Needless to say, it didn’t take more than a fifteen minute meeting with my academic advisor to realize that Uganda was not the place for me. The thought of change made me restless and the restlessness made me want to run. This mindset has crept up during times of significant transition in my life. I enjoyed high school but was ready for a change of scenery when the principal handed me my diploma. Similarly, in the months leading up to college graduation, I looked forward to the next phase of life, albeit with a healthy mixture of excitement and anxiety. But eventually, the nicely paved path that led me from preschool through college brought me face to face with adulthood and I was terrified.
Whether you are overwhelmed by the influx of possibilities or dismayed by their absence, the most intuitive reaction to have in the midst of uncertainty is to leave. Start a new life in a new place with cheaper rent, a quirky neighbor and a shot at the fairy tale ending. As young dreamers in the Land of Opportunity, the fear of “selling ourselves short” or “having regrets” runs rampant. This fear has given way to the unrelenting restlessness that has come to define our generation.
For some of us, leaving is the perfect solution. Moving out of my parent’s house for college was the best decision I could have made. Living on my own for four years, I learned how to cook, clean, manage my finances, and interact with a landlord. Allowing ourselves to change and experience newness is one of the most important disciplines we can cultivate in our twenties. Even though this means uncertainty, the hope is that this uncertainty would cause us to grow. Out of this hope comes the hankering to explore.
For others however, leaving is simply the expected solution. We are expected to spend our twenties leaving, and save staying for our thirties. Many of my dearest friends have moved to different states or countries since graduation. In watching them take these bold steps to new places, I have at times questioned my decision to stay local even though I have found local opportunities in my field. The influences around me make it easy to believe that if I am young and ambitious, I simply must leave.
When catching up with a good friend and fellow graduate, we shared about our experiences since graduation. She moved to another state for a job opportunity and expressed that, “Whenever I say ‘yes’ to one opportunity, I can’t help but think that I’m saying ‘no’ to a million others.” When she said this, I immediately recognized the same mindset in myself. By the end of our conversation however, we both recognized that this mindset can be harmful and make us uncomfortable with commitment. Due to the sneaking suspicion that one day we will look back on our twenties with contempt, we often try to do everything, go everywhere and meet every one, without considering that this nomadic lifestyle may or may not be our path to lasting satisfaction. We avoid stability at all costs, worried that stability will make us comfortable and comfort will make us settle. We fail to see that staying could be a different kind of challenge, one that helps us grow while also preparing us for adulthood.
Staying will help you establish a home for yourself. Committing to a location means accepting all of the details that you like and dislike about it. If you stay in a place long enough, you’ll find parts of it to love and parts of it to hate. This is true of any location, even if the one thing you hate about a place is that it takes you away from loved ones. After becoming this familiar with a place, we have a decision to make.
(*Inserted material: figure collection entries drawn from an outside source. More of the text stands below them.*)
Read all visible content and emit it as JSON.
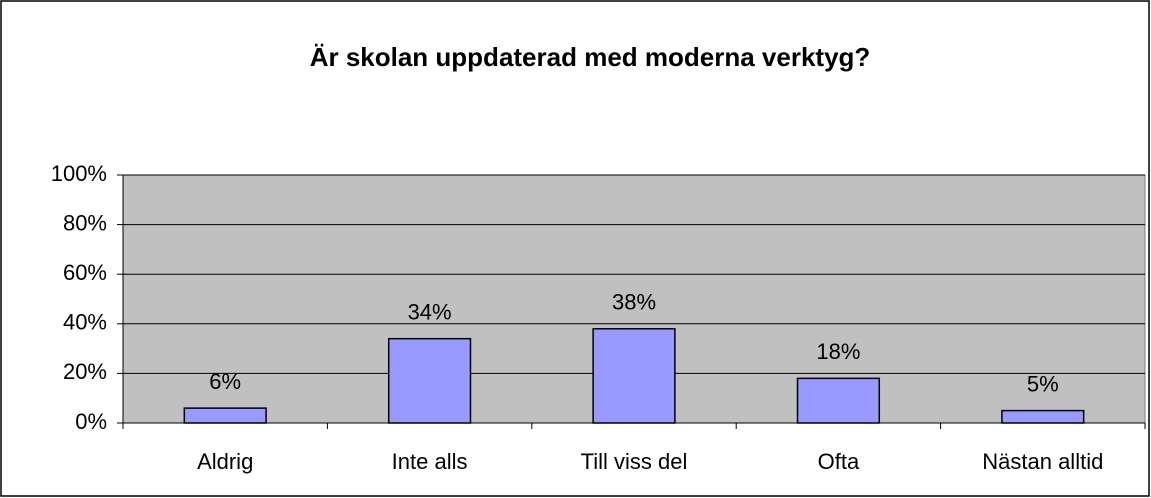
{
  "chart_data": {
    "type": "bar",
    "title": "Är skolan uppdaterad med moderna verktyg?",
    "categories": [
      "Aldrig",
      "Inte alls",
      "Till viss del",
      "Ofta",
      "Nästan alltid"
    ],
    "values": [
      6,
      34,
      38,
      18,
      5
    ],
    "value_labels": [
      "6%",
      "34%",
      "38%",
      "18%",
      "5%"
    ],
    "color": "#9999ff",
    "ylim": [
      0,
      100
    ],
    "yticks": [
      {
        "value": 0,
        "label": "0%"
      },
      {
        "value": 20,
        "label": "20%"
      },
      {
        "value": 40,
        "label": "40%"
      },
      {
        "value": 60,
        "label": "60%"
      },
      {
        "value": 80,
        "label": "80%"
      },
      {
        "value": 100,
        "label": "100%"
      }
    ],
    "grid": true
  }
}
We must decide if we want to make that place our home or let it be what some places are meant to be: a fond memory. Even though the thought of being rooted may terrify us right now, it’s something that we will undoubtedly appreciate in the future.
Along with establishing a home comes establishing a community. Making an effort to be a consistent presence in the lives of those around you will teach you how to build lasting relationships. This effort to invest in individuals will help develop a community in which you can be encouraged, challenged and loved by people who truly know you. By staying, you allow the space and time necessary for this community to develop. You dedicate yourself to knowing others and being known by them. To learning about their strengths and weaknesses and allowing them to identify yours. Ultimately, staying helps us develop the healthy habit of committing to imperfect places with imperfect people who simply want to be known.
So consider the merits of staying.
Leaving might be exactly what you need. From Korea to Nicaragua, I have watched friends move to countries all over the world and they have never once looked back. My goal is simply to encourage you to make the decision for yourself and be certain that the voices of your YOLO-chanting friends are not making it for you.